Geothermie - Neuruppin heizt künftig mit Thermalwasser
Tief unter Neuruppin schlummern enorme Wärmevorkommen, die zum Heizen genutzt werden sollen. Um das Thermalwasser an die Oberfläche zu befördern sind zwei tiefe Bohrungen nötig. Das ist nicht billig. Von Philipp Rother
Erdwärme wird vor allem in Vulkanregionen für die Energiegewinnung genutzt - zum Beispiel in Island. Dort ist über 200 Grad heißes Wasser in nur 1.000 bis 2.000 Metern Tiefe zu finden.

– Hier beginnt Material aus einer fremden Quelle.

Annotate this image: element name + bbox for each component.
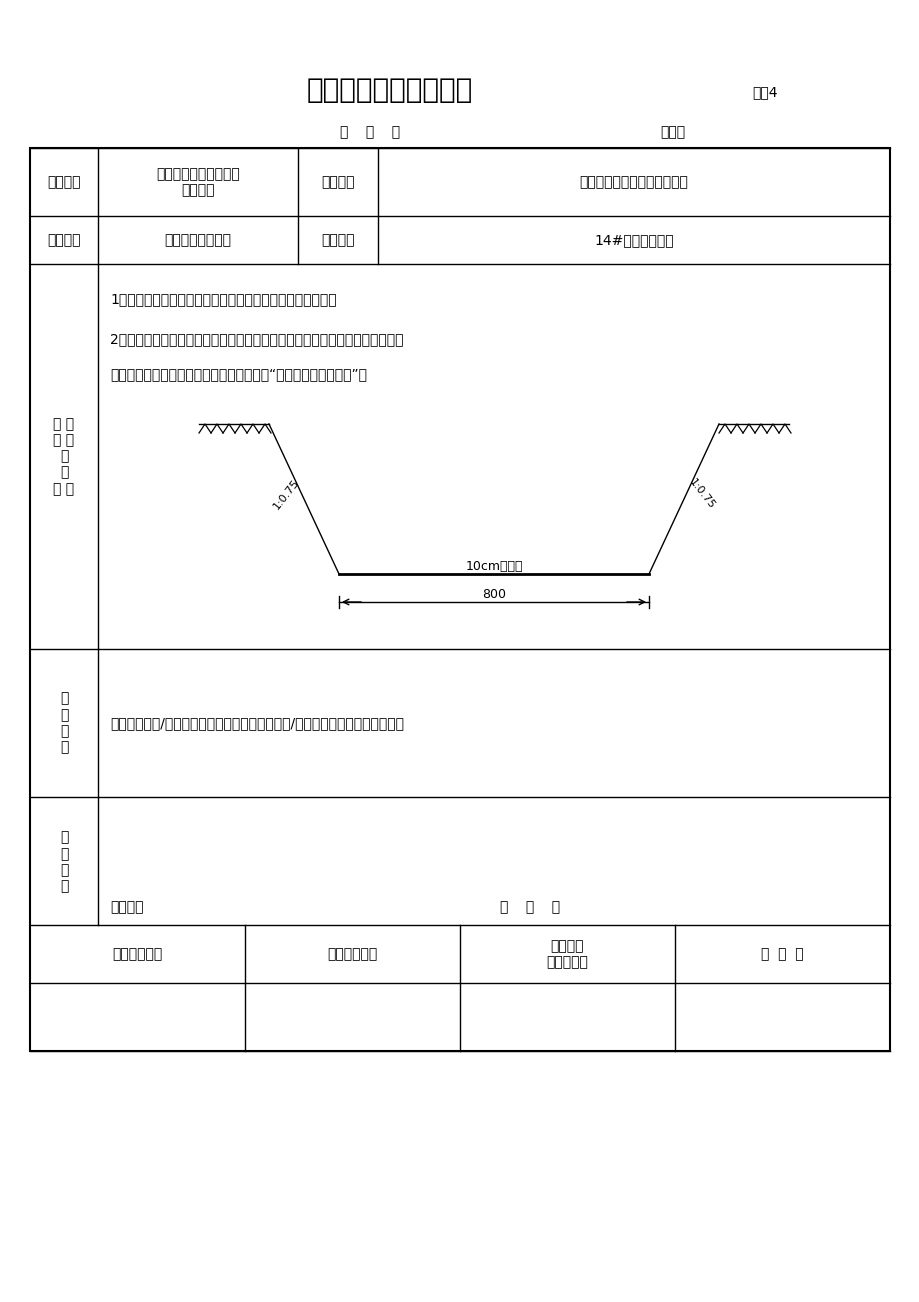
- Text: 质棃4: 质棃4: [752, 85, 777, 99]
- Text: 施工单位: 施工单位: [321, 174, 355, 189]
- Text: 1、棄查内容：帮层高程、中线每侧宽度、厚度、帮层压实度: 1、棄查内容：帮层高程、中线每侧宽度、厚度、帮层压实度: [110, 292, 336, 306]
- Text: 隐蔽工程检查验收记录: 隐蔽工程检查验收记录: [307, 76, 472, 104]
- Text: 验
收
意
见: 验 收 意 见: [60, 691, 68, 754]
- Text: 14#楼外围污水管: 14#楼外围污水管: [594, 233, 673, 247]
- Text: 工程名称: 工程名称: [47, 174, 81, 189]
- Text: 年    月    日: 年 月 日: [339, 125, 400, 139]
- Text: 复查人：: 复查人：: [110, 900, 143, 914]
- Text: 经棄查，符合/不符合设计及施工规范要求，同意/不同意进行下一道工序施工。: 经棄查，符合/不符合设计及施工规范要求，同意/不同意进行下一道工序施工。: [110, 716, 403, 730]
- Text: 1:0.75: 1:0.75: [686, 477, 716, 510]
- Text: 监理单位代表: 监理单位代表: [327, 947, 377, 961]
- Text: 1:0.75: 1:0.75: [271, 477, 301, 510]
- Text: 隐棄项目: 隐棄项目: [47, 233, 81, 247]
- Text: 建设单位代表: 建设单位代表: [112, 947, 163, 961]
- Text: 隐棄范围: 隐棄范围: [321, 233, 355, 247]
- Text: 年    月    日: 年 月 日: [499, 900, 560, 914]
- Text: 施工项目
技术负责人: 施工项目 技术负责人: [546, 939, 588, 969]
- Text: 施工规范要求，压实度满足设计要求（详见“工地密实度棄验报告”）: 施工规范要求，压实度满足设计要求（详见“工地密实度棄验报告”）: [110, 367, 367, 381]
- Text: 800: 800: [482, 589, 505, 602]
- Bar: [30, 148, 889, 1051]
- Text: 河西桃花源室外排水及
道路工程: 河西桃花源室外排水及 道路工程: [156, 167, 240, 197]
- Text: 广西壮族自治区冶金建设公司: 广西壮族自治区冶金建设公司: [579, 174, 687, 189]
- Text: 10cm砂帮层: 10cm砂帮层: [465, 560, 522, 573]
- Text: 编号：: 编号：: [659, 125, 685, 139]
- Text: 处
理
情
况: 处 理 情 况: [60, 831, 68, 893]
- Text: 2、棄查情况：帮层面密实、平整，帮层高程、中线每侧宽度、厚度满足设计及: 2、棄查情况：帮层面密实、平整，帮层高程、中线每侧宽度、厚度满足设计及: [110, 332, 403, 346]
- Text: 污水管管沟砂帮层: 污水管管沟砂帮层: [165, 233, 232, 247]
- Text: 质  棄  员: 质 棄 员: [760, 947, 803, 961]
- Text: 隐 棄
棄 查
内
容
及 况: 隐 棄 棄 查 内 容 及 况: [53, 417, 74, 496]
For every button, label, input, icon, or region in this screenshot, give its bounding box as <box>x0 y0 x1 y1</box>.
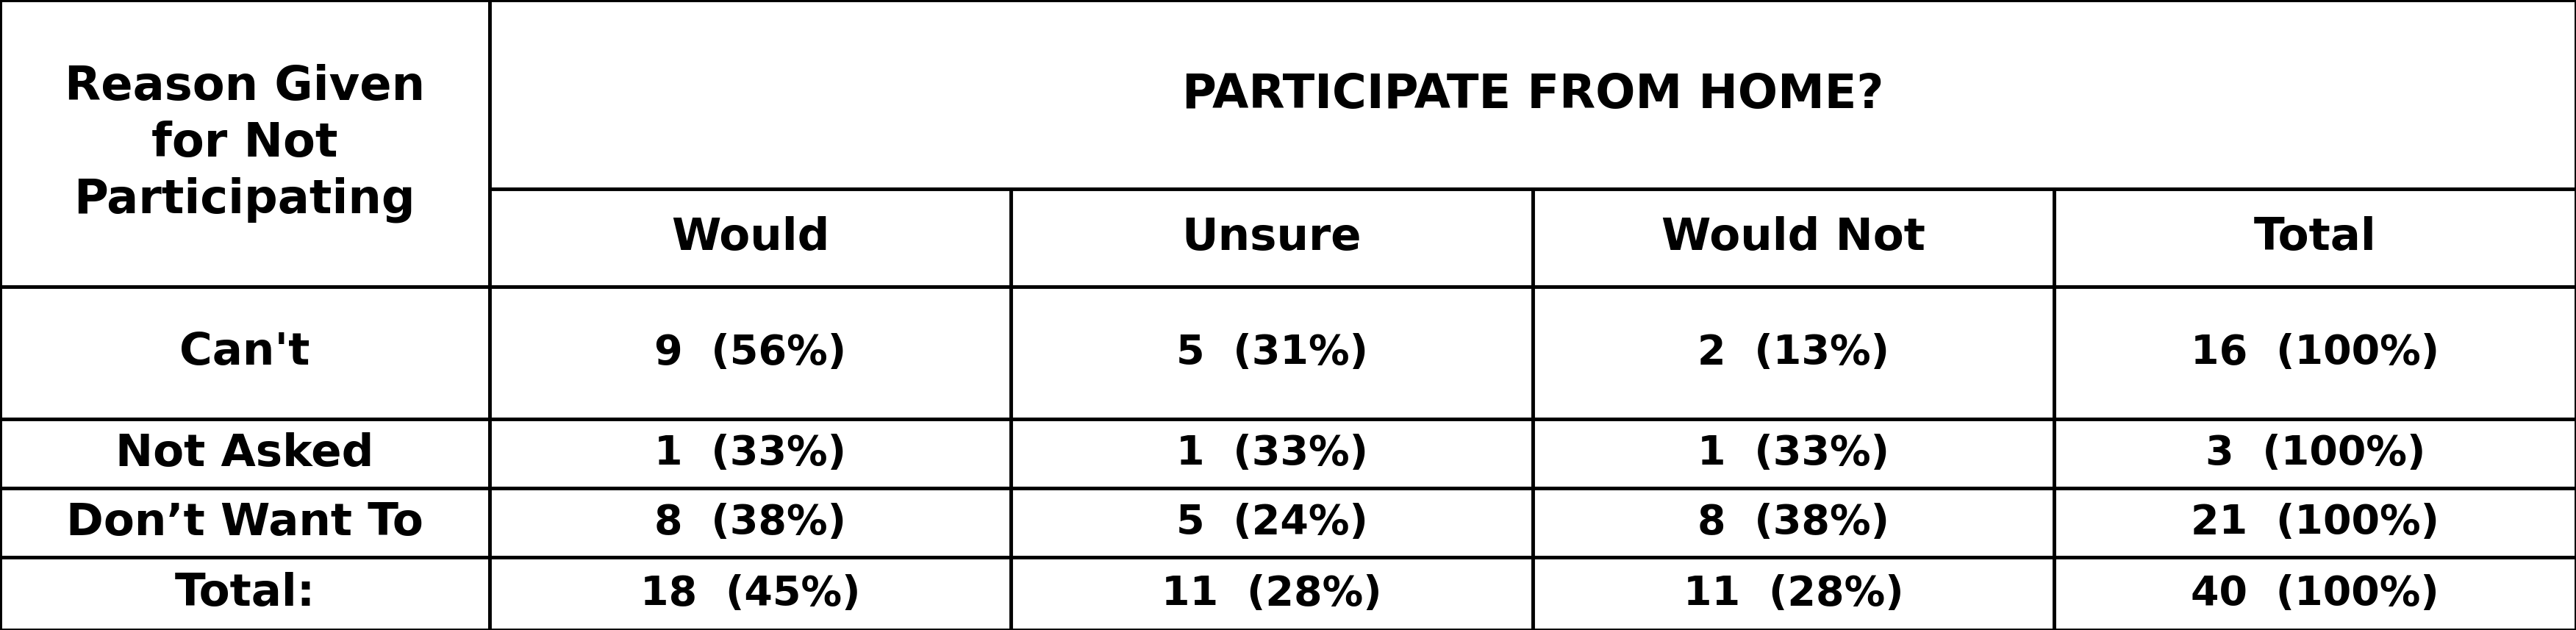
Bar <box>1533 189 2056 287</box>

Der Norden Brandenburgs ist nicht als Vulkanregion bekannt. Neuruppin (Ostprignitz-Ruppin) setzt trotzdem auf Erdwärme, auch Geothermie genannt. Denn unter der Stadt ist heißes Thermalwasser. Die ortsansässige Therme nutzt das bereits seit Jahrzehnten. Künftig soll es auch für die Wärmegewinnung genutzt werden. Auch in Berlin, Potsdam und Prenzlau (Uckermark) laufen ähnliche Projekte.
"Wir sitzen hier auf einer riesigen Blase aus heißem Wasser", sagt der Geschäftsführer der Neuruppiner Stadtwerke Thoralf Uebach. Die Wärme entstehe durch natürliche geothermische Prozesse in der Erdkruste.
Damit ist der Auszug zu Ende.